Hierbei ist es wichtig zu betonen, dass es den Indigenen mehrheitlich um ganz andere Dinge geht als um Wahl- und Parteipolitik. Im Vordergrund steht nicht nur die Rücknahme des Kürzungspakets des Internationalen Währungsfonds, sondern auch die Abkehr vom Extraktivismus, der rücksichtslosen Ausbeutung von Rohstoffen mit Billigung der Politik. Diese Praxis dringt immer weiter in ihre Territorien vor und bedroht ihre nackte Existenz, sowohl in materieller als auch in kultureller Hinsicht. Wie die Indigenen aus Chimborazo in einer Erklärung darlegten, verlangen sie Reparation für die seit der Kolonialzeit erlittene Ausplünderung. Und zwar nicht etwa in barer Münze, sondern in Form einer radikal anderen Agrarpolitik, die nicht auf die Ausrottung der Kleinbauern- und bäuerinnen und der kommunitären Subsistenzökonomie abzielt, sondern sie stärkt: Der Zugang zu Bewässerung, nicht patentiertem Saatgut und fruchtbarem Land im Kollektivbesitz stehen dabei im Vordergrund, sowie eine systematische Förderung ökologischer Anbaumethoden anstelle von korporativen Saatgut-Kunstdünger-Pestizid-Kits, die die Bauern und Bäuerinnen in die Abhängigkeit des transnationalen Kapitals zwingen. Plurinationalität, seit den 90er Jahren die zentrale Forderung der Indigenen, meint außerdem territoriale Selbstregierung mit eigenen Justiz, Erziehungs- und Gesundheitssystemen, aber vor allem auch eigenen Formen der Versammlungsdemokratie. Das Recht auf eine Lebensweise, die nicht vom globalen Kapitalismus diktiert wird und von der Moderne nur das nimmt, was die Gemeinschaft souverän entscheidet, das ist es, worum Ecuadors indigene Bewegung im Grunde kämpft.
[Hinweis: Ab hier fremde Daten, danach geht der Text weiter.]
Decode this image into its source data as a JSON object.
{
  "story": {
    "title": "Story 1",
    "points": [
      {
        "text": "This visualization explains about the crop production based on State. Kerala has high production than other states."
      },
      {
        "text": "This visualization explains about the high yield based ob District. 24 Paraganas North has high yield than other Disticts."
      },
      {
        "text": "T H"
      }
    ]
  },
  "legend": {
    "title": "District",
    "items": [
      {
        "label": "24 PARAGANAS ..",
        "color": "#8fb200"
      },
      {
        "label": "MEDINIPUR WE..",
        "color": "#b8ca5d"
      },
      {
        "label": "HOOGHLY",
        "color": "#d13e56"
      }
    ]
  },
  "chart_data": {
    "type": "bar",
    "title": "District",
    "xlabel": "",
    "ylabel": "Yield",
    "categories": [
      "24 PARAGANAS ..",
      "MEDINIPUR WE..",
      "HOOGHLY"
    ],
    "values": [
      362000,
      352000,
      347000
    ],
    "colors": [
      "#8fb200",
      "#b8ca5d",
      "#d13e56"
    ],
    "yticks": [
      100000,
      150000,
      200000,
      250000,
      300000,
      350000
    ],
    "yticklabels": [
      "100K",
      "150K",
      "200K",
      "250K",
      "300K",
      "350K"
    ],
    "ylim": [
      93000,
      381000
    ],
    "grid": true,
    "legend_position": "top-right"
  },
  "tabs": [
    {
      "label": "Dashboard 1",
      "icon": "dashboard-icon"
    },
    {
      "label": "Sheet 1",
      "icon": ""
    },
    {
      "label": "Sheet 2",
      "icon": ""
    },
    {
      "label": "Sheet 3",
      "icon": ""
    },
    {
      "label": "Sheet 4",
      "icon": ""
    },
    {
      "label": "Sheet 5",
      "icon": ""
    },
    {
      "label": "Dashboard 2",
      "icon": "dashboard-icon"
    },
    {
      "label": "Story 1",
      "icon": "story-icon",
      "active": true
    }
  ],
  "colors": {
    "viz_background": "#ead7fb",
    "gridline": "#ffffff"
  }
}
Lesen Sie hier: Das Zünglein an der politischen Waage. Die indigene Bewegung Ecuadors hat bereits mehrere Präsidenten gestürzt.

Und selbstverständlich kämpft die indigene Bewegung auch gegen die Umverteilung von unten nach oben. Die Übereinstimmung der Zahlen ist frappierend: Einen Kredit von vier Milliarden und 200 Millionen Dollar will die Lenín Moreno vom Internationalen Währungsfonds. Um den zu bekommen, muss sie bestimmte Strukturanpassungsmaßnahmen durchführen: unter anderem die staatlichen Subventionen für Treibstoffe streichen und die Diesel- und Benzinpreise dem Weltmarkt anpassen; aber auch Arbeitnehmer*innenrechte zurücknehmen, um den Arbeitsmarkt zu flexibilisieren. Soziale Organisationen haben errechnet, dass es genau vier Milliarden und 295 Millionen Dollar sind, die Lenín Moreno in den vergangenen Jahren Banken und großen Unternehmen an Steuerzahlungen erlassen hat. Es handelt sich also, so wird argumentiert, um eine eindeutige Umverteilungsmaßnahme von unten nach oben. Die breite Bevölkerung muss zahlen, damit die Eliten noch reicher werden. 554 Millionen Dollar Profit sollen die Banken allein 2018 gemacht haben, während nun die Gehälter von Staatsangestellten mit Gelegenheitsverträgen pauschal um 20 Prozentgekürzt werden sollen. Zehntausende werden aus dem Staatsapparat entlassen, in eine Ökonomie, die stagniert und kaum Arbeitsplätze zu bieten hat. Dem hat die CONAIE nun Einhalt geboten. Doch das Tauziehen mit Moreno um mehr soziale Gerechtigkeit ist damit nicht beendet.